5 thoughts on “A Holy Desire to Aspire

  1. Trevor

    I’m all in favour of aspiring to greatness, but I’d chose a hero other than Columbus. To quote from his wikipedia article:


    Columbus and his men instituted a policy in Hispaniola which has been referred to by numerous historians as genocide. The native Taino people of the island were systematically enslaved and murdered. Hundreds were rounded up and shipped to Europe to be sold; many died en route. For the rest of the population, Columbus demanded that all Taino under his control should bring the Spaniards gold. Those that didn’t were to have their hands cut off. Since there was, in fact, little gold to be had, the Taino fled, and the Spaniards hunted them down and killed them. The Taino tried to mount a resistance, but the Spanish weaponry was superior, and European diseases ravaged their population. In despair, the Taino engaged in mass suicide, even killing their own children to save them from the Spaniards. Within two years, half of what may have been 250,000 Taino were dead.

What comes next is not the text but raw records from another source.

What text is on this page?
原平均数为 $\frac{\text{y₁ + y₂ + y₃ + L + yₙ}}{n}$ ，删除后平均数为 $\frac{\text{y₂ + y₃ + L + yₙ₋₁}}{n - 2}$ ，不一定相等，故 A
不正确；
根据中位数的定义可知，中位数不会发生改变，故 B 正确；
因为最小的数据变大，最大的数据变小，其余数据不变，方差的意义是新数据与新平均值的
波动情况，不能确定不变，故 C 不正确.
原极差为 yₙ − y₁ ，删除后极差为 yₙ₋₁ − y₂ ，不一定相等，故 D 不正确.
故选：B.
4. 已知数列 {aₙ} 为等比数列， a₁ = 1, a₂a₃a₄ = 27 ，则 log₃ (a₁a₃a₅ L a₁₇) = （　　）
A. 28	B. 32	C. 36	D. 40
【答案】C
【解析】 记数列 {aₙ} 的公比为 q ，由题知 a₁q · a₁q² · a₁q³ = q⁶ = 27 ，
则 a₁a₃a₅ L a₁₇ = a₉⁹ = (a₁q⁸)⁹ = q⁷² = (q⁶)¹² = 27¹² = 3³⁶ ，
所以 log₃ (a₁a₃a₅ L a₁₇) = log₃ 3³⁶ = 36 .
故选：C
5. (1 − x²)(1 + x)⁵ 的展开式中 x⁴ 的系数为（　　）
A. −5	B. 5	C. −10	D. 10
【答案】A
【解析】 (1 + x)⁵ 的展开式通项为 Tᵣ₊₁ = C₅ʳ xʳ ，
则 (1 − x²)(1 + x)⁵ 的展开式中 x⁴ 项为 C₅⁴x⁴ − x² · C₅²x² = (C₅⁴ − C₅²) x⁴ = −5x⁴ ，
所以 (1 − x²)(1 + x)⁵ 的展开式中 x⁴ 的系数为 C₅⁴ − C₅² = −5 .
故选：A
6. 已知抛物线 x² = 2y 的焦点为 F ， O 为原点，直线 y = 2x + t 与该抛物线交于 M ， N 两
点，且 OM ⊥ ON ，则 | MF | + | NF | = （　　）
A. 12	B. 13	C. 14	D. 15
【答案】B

    I don’t think that can be described as the actions of a ‘highly devout man’. A covetous, murderous psychopath perhaps.

  2. Ken

    God, how we need Christian men who aspire to something more than owning the latest muscle car or climbing to the top of the corporate ladder.

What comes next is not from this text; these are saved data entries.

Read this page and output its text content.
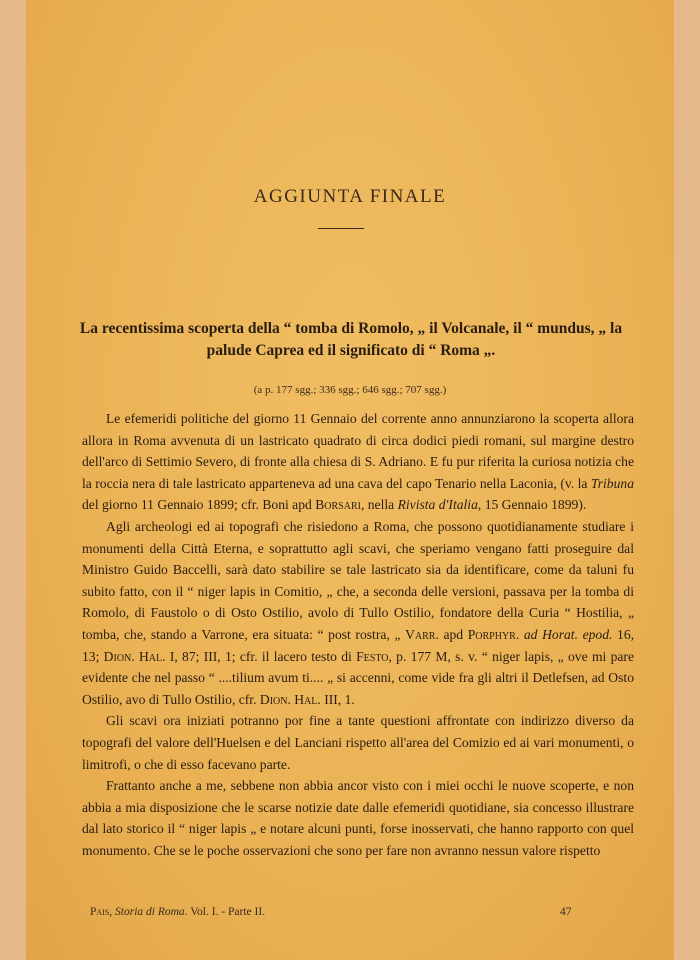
AGGIUNTA FINALE
La recentissima scoperta della “ tomba di Romolo, „ il Volcanale, il “ mundus, „ la palude Caprea ed il significato di “ Roma „.
(a p. 177 sgg.; 336 sgg.; 646 sgg.; 707 sgg.)

Le efemeridi politiche del giorno 11 Gennaio del corrente anno annunziarono la scoperta allora allora in Roma avvenuta di un lastricato quadrato di circa dodici piedi romani, sul margine destro dell'arco di Settimio Severo, di fronte alla chiesa di S. Adriano. E fu pur riferita la curiosa notizia che la roccia nera di tale lastricato apparteneva ad una cava del capo Tenario nella Laconia, (v. la Tribuna del giorno 11 Gennaio 1899; cfr. Boni apd Borsari, nella Rivista d'Italia, 15 Gennaio 1899).

Agli archeologi ed ai topografi che risiedono a Roma, che possono quotidianamente studiare i monumenti della Città Eterna, e soprattutto agli scavi, che speriamo vengano fatti proseguire dal Ministro Guido Baccelli, sarà dato stabilire se tale lastricato sia da identificare, come da taluni fu subito fatto, con il “ niger lapis in Comitio, „ che, a seconda delle versioni, passava per la tomba di Romolo, di Faustolo o di Osto Ostilio, avolo di Tullo Ostilio, fondatore della Curia “ Hostilia, „ tomba, che, stando a Varrone, era situata: “ post rostra, „ Varr. apd Porphyr. ad Horat. epod. 16, 13; Dion. Hal. I, 87; III, 1; cfr. il lacero testo di Festo, p. 177 M, s. v. “ niger lapis, „ ove mi pare evidente che nel passo “ ....tilium avum ti.... „ si accenni, come vide fra gli altri il Detlefsen, ad Osto Ostilio, avo di Tullo Ostilio, cfr. Dion. Hal. III, 1.

Gli scavi ora iniziati potranno por fine a tante questioni affrontate con indirizzo diverso da topografi del valore dell'Huelsen e del Lanciani rispetto all'area del Comizio ed ai vari monumenti, o limitrofi, o che di esso facevano parte.

Frattanto anche a me, sebbene non abbia ancor visto con i miei occhi le nuove scoperte, e non abbia a mia disposizione che le scarse notizie date dalle efemeridi quotidiane, sia concesso illustrare dal lato storico il “ niger lapis „ e notare alcuni punti, forse inosservati, che hanno rapporto con quel monumento. Che se le poche osservazioni che sono per fare non avranno nessun valore rispetto

Pais, Storia di Roma. Vol. I. - Parte II.	47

    Cerulean, even THAT would be an improvement on sitting on their ass with End Time Prophecy charts all marked up (“Twinkle Twinkle Coming Christ/Beam Me Up To Paradise”) or going to Lakeland so Todd can kick them in the nuts (“Yoing! Yoing! Yoing! BAM!”).

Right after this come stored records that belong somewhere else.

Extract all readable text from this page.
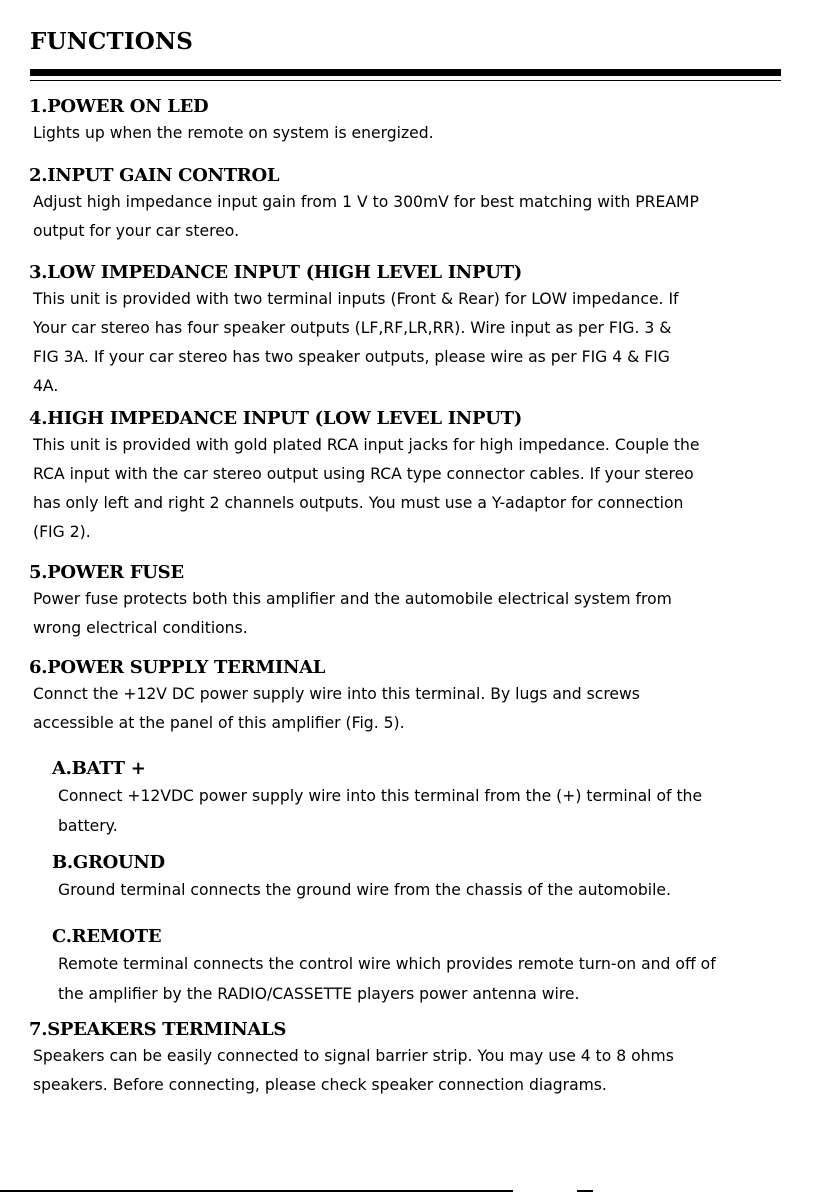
FUNCTIONS
1.POWER ON LED
Lights up when the remote on system is energized.
2.INPUT GAIN CONTROL
Adjust high impedance input gain from 1 V to 300mV for best matching with PREAMP
output for your car stereo.
3.LOW IMPEDANCE INPUT (HIGH LEVEL INPUT)
This unit is provided with two terminal inputs (Front & Rear) for LOW impedance. If
Your car stereo has four speaker outputs (LF,RF,LR,RR). Wire input as per FIG. 3 &
FIG 3A. If your car stereo has two speaker outputs, please wire as per FIG 4 & FIG
4A.
4.HIGH IMPEDANCE INPUT (LOW LEVEL INPUT)
This unit is provided with gold plated RCA input jacks for high impedance. Couple the
RCA input with the car stereo output using RCA type connector cables. If your stereo
has only left and right 2 channels outputs. You must use a Y-adaptor for connection
(FIG 2).
5.POWER FUSE
Power fuse protects both this amplifier and the automobile electrical system from
wrong electrical conditions.
6.POWER SUPPLY TERMINAL
Connct the +12V DC power supply wire into this terminal. By lugs and screws
accessible at the panel of this amplifier (Fig. 5).
A.BATT +
Connect +12VDC power supply wire into this terminal from the (+) terminal of the
battery.
B.GROUND
Ground terminal connects the ground wire from the chassis of the automobile.
C.REMOTE
Remote terminal connects the control wire which provides remote turn-on and off of
the amplifier by the RADIO/CASSETTE players power antenna wire.
7.SPEAKERS TERMINALS
Speakers can be easily connected to signal barrier strip. You may use 4 to 8 ohms
speakers. Before connecting, please check speaker connection diagrams.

    P.S. If I was paying high five figures for a ride that gets 12 mpg, it wouldn’t be “the latest muscle car” or blinged-out SUV. It would be a fully-restored, mildly-hotrodded Sixties Muscle/Pony car.

    To what purpose did God redeem us? Better yet, to what purpose did He make Man at all if not that we should do great things and honor Him in their doing?

    To get beamed up to Fluffy Cloud Heaven, of course. (Aside — whatever happened to Resurrection of the Body in a New Cosmos? Wasn’t THAT supposed to be the Christian afterlife? At least Islam lets you party hearty in Paradise…)

    I get sick of all the small vision.

    You see it everywhere — in Young Earth Creationism, in The End Is Near, in Man Was Not Meant to Know, in Just Like fill-in-the-blank, Except CHRISTIAN (TM)! Christians like to think small. Christians want to live in their cozy little Punyverse (all four walls papered with Bible quotes) instead of the real grand Universe. (Never mind that the Incarnation makes Christianity able to handle any size of Cosmos — and even bigger God — without losing the human scale.) Cozy and comfortable, just like the humans on the ship in WALL-E.

    I’m a 30+ year SF litfan, who’s actually starting to write the stuff and get published. Back in the Seventies, I was mixed up with an aberrant splinter church and introduced (“Resistance is futile! Prepare to be assimilated!”) to Approved CBA Christian SF, and found it incredibly lame. After the likes of Poul Anderson and Cordwainer Smith, the Approved Christian SF was best described as “Thinking Small”. Very small. If SF is the literature of ideas, Christian (TM) SF was the literature of small, safe, orthodox ideas.

    • Ken,

      Well, I’m not sure how to respond to all that, but I’ll take on the last part.

      Anything new starts off small. Christian spec fic is still in its infancy. Look at the early efforts in secular sf and fantasy and none of them would sell today if new to the market because they thought small. Thing is, today’s “small” was yesterday’s “gigantic.” Jules Verne would today be considered sf for beginners, yet he was a giant of his era.

      Same goes for Christian spec fic. It IS getting better.